Calle Rubio Myriam, Miravitlles Marc, López-Campos José Luis, Alcázar Navarrete Bernardino, Soler Cataluña Juan José, Fuentes Ferrer Manuel E, Rodríguez Hermosa Juan Luis
Pulmonology Department, Hospital Clínico San Carlos, Department of Medicine, School of Medicine, Universidad Complutense de Madrid, Instituto de Investigación Sanitaria del Hospital Clínico San Carlos (IdISSC), Madrid, Spain.
Pulmonology Department, Hospital Universitari Vall d'Hebron, Vall d'Hebron Institut de Recerca (VHIR), Vall d'Hebron Barcelona Hospital Campus, CIBER de Enfermedades Respiratorias (CIBERES), Barcelona, Spain.
Arch Bronconeumol. 2023 Nov;59(11):725-735. doi: 10.1016/j.arbres.2023.07.015. Epub 2023 Jul 22.
The aim of this analysis was to describe the patterns of inhaled maintenance therapy according to risk level and to explore the determinants associated with the decision to prescribe inhaled corticosteroids (ICS) in addition to bronchodilator therapy according to risk level as strategy in the follow-up of COPD in daily clinical practice.
EPOCONSUL 2021 is a cross-sectional audit that evaluated the outpatient care provided to patients with a diagnosis of chronic obstructive pulmonary disease (COPD) in respiratory clinics in Spain with prospective recruitment between April 15, 2021 and January 31, 2022.
4225 patients from 45 hospitals in Spain were audited. Risk levels were analyzed in 2678 patients. 74.5% of patients were classified as high risk and 25.5% as low risk according to GesEPOC criteria. Factors associated with the prescription of ICS in low-risk COPD were symptoms suggestive of asthma [OR: 6.70 (3.14-14.29), p<0.001], peripheral blood eosinophilia>300mm [OR: 2.16 (1.10-4.24), p=0.025], and having a predicted FEV1%<80% [OR: 2.17 (1.15-4.08), p=0.016]. In high-risk COPD, factors associated with triple therapy versus dual bronchodilator therapy were a mMRC dyspnea score of ≥2 [OR: 1.97 (1.41-2.75), p<0.001], symptoms suggestive of asthma [OR: 6.70 (3.14-14.29), p<0.001], and a predicted FEV1%<50% [OR: 3.09 (1.29-7.41), p<0.011].
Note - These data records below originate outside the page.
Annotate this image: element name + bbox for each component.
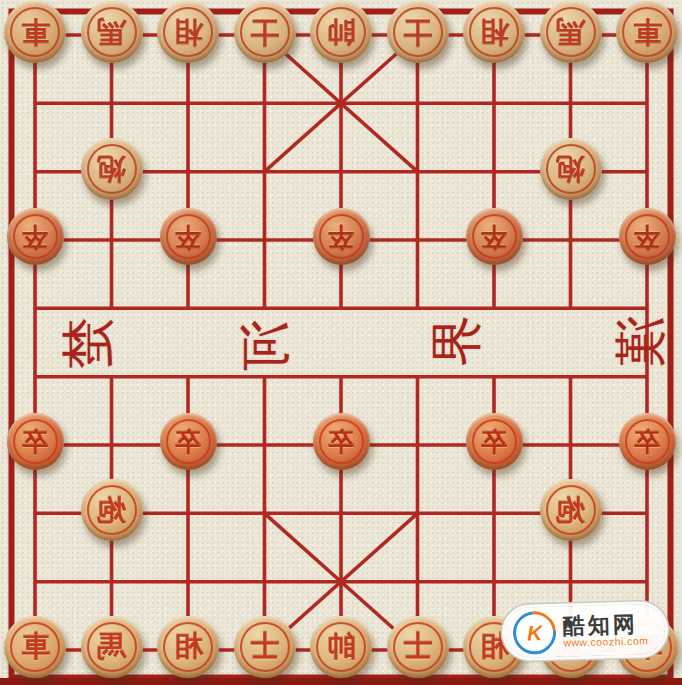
horse-glyph: 馬: [97, 17, 126, 46]
soldier-glyph: 卒: [328, 429, 354, 455]
general-glyph: 帥: [327, 17, 356, 46]
general-glyph: 帥: [327, 632, 356, 661]
horse-glyph: 馬: [97, 632, 126, 661]
piece-soldier-south[interactable]: 卒: [7, 413, 64, 470]
watermark-url: www.coozhi.com: [563, 636, 648, 649]
piece-elephant-south[interactable]: 相: [157, 616, 219, 678]
elephant-glyph: 相: [174, 632, 203, 661]
soldier-glyph: 卒: [328, 224, 354, 250]
piece-soldier-north[interactable]: 卒: [466, 208, 523, 265]
xiangqi-grid: 車馬相士帥士相馬車炮炮卒卒卒卒卒卒卒卒卒卒炮炮車馬相士帥士相馬車: [0, 1, 682, 684]
soldier-glyph: 卒: [175, 224, 201, 250]
cannon-glyph: 炮: [556, 154, 585, 183]
piece-cannon-south[interactable]: 炮: [81, 479, 143, 541]
elephant-glyph: 相: [480, 632, 509, 661]
soldier-glyph: 卒: [22, 429, 48, 455]
piece-cannon-south[interactable]: 炮: [540, 479, 602, 541]
elephant-glyph: 相: [480, 17, 509, 46]
piece-horse-south[interactable]: 馬: [81, 616, 143, 678]
soldier-glyph: 卒: [634, 224, 660, 250]
piece-general-north[interactable]: 帥: [310, 1, 372, 63]
piece-soldier-north[interactable]: 卒: [619, 208, 676, 265]
piece-horse-north[interactable]: 馬: [81, 1, 143, 63]
piece-soldier-south[interactable]: 卒: [619, 413, 676, 470]
chariot-glyph: 車: [21, 632, 50, 661]
piece-chariot-south[interactable]: 車: [4, 616, 66, 678]
piece-advisor-north[interactable]: 士: [387, 1, 449, 63]
advisor-glyph: 士: [250, 632, 279, 661]
soldier-glyph: 卒: [22, 224, 48, 250]
advisor-glyph: 士: [403, 17, 432, 46]
piece-elephant-north[interactable]: 相: [463, 1, 525, 63]
cannon-glyph: 炮: [97, 496, 126, 525]
advisor-glyph: 士: [250, 17, 279, 46]
soldier-glyph: 卒: [175, 429, 201, 455]
piece-elephant-north[interactable]: 相: [157, 1, 219, 63]
piece-general-south[interactable]: 帥: [310, 616, 372, 678]
piece-advisor-south[interactable]: 士: [387, 616, 449, 678]
logo-letter: K: [527, 622, 543, 643]
piece-chariot-north[interactable]: 車: [616, 1, 678, 63]
chariot-glyph: 車: [633, 17, 662, 46]
piece-chariot-north[interactable]: 車: [4, 1, 66, 63]
piece-soldier-south[interactable]: 卒: [160, 413, 217, 470]
piece-soldier-north[interactable]: 卒: [160, 208, 217, 265]
piece-advisor-south[interactable]: 士: [234, 616, 296, 678]
watermark-text: 酷知网 www.coozhi.com: [563, 613, 649, 649]
soldier-glyph: 卒: [634, 429, 660, 455]
piece-soldier-south[interactable]: 卒: [466, 413, 523, 470]
xiangqi-board-photo: 楚 河 界 漢 車馬相士帥士相馬車炮炮卒卒卒卒卒卒卒卒卒卒炮炮車馬相士帥士相馬車…: [0, 0, 682, 685]
piece-cannon-north[interactable]: 炮: [540, 138, 602, 200]
cannon-glyph: 炮: [556, 496, 585, 525]
horse-glyph: 馬: [556, 17, 585, 46]
piece-soldier-north[interactable]: 卒: [313, 208, 370, 265]
piece-advisor-north[interactable]: 士: [234, 1, 296, 63]
piece-cannon-north[interactable]: 炮: [81, 138, 143, 200]
soldier-glyph: 卒: [481, 429, 507, 455]
piece-soldier-south[interactable]: 卒: [313, 413, 370, 470]
elephant-glyph: 相: [174, 17, 203, 46]
chariot-glyph: 車: [21, 17, 50, 46]
piece-soldier-north[interactable]: 卒: [7, 208, 64, 265]
soldier-glyph: 卒: [481, 224, 507, 250]
watermark-sticker: K 酷知网 www.coozhi.com: [504, 604, 665, 658]
cannon-glyph: 炮: [97, 154, 126, 183]
advisor-glyph: 士: [403, 632, 432, 661]
piece-horse-north[interactable]: 馬: [540, 1, 602, 63]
Inhaled therapy in the follow-up of COPD does not always conform to the current guidelines. Few changes in inhaled therapy are made at follow-up visits. The use of ICS is common in COPD patients who meet low-risk criteria in their follow-up and triple therapy in high-risk COPD patients is used as an escalation strategy in patients with high clinical impact. However, a history of exacerbations and eosinophil count in peripheral blood were not factors predicting triple therapy.
本分析旨在描述根据风险水平进行的吸入维持治疗模式,并探讨在日常临床实践中慢性阻塞性肺疾病(COPD)随访策略中,根据风险水平决定除支气管扩张剂治疗外加用吸入性糖皮质激素(ICS)的相关因素。
EPOCONSUL 2021是一项横断面审计,评估了2021年4月15日至2022年1月31日期间在西班牙呼吸诊所对诊断为慢性阻塞性肺疾病(COPD)患者提供的门诊护理,采用前瞻性招募。
对西班牙45家医院的4225例患者进行了审计。对2678例患者分析了风险水平。根据GesEPOC标准,74.5%的患者被分类为高风险,25.5%为低风险。低风险COPD患者中与ICS处方相关的因素为提示哮喘的症状[比值比(OR):6.70(3.14 - 14.29),p<0.001]、外周血嗜酸性粒细胞增多>300/mm³[OR:2.16(1.10 - 4.24),p = 0.025]以及预测的第1秒用力呼气容积(FEV1)百分比<80%[OR:2.17(1.15 - 4.08),p = 0.016]。在高风险COPD患者中,与三联疗法对比双联支气管扩张剂疗法相关的因素为改良英国医学研究委员会(mMRC)呼吸困难评分≥2[OR:1.97(1.41 - 2.75),p<0.001]、提示哮喘的症状[OR:6.70(3.14 - 14.29),p<0.001]以及预测的FEV1%<50%[OR:3.09(1.29 - 7.41),p<0.011]。
COPD随访中的吸入治疗并不总是符合当前指南。随访就诊时吸入治疗很少改变。在随访中符合低风险标准的COPD患者中使用ICS很常见,高风险COPD患者中三联疗法用作对具有高临床影响患者的升级策略。然而,加重病史和外周血嗜酸性粒细胞计数并非三联疗法的预测因素。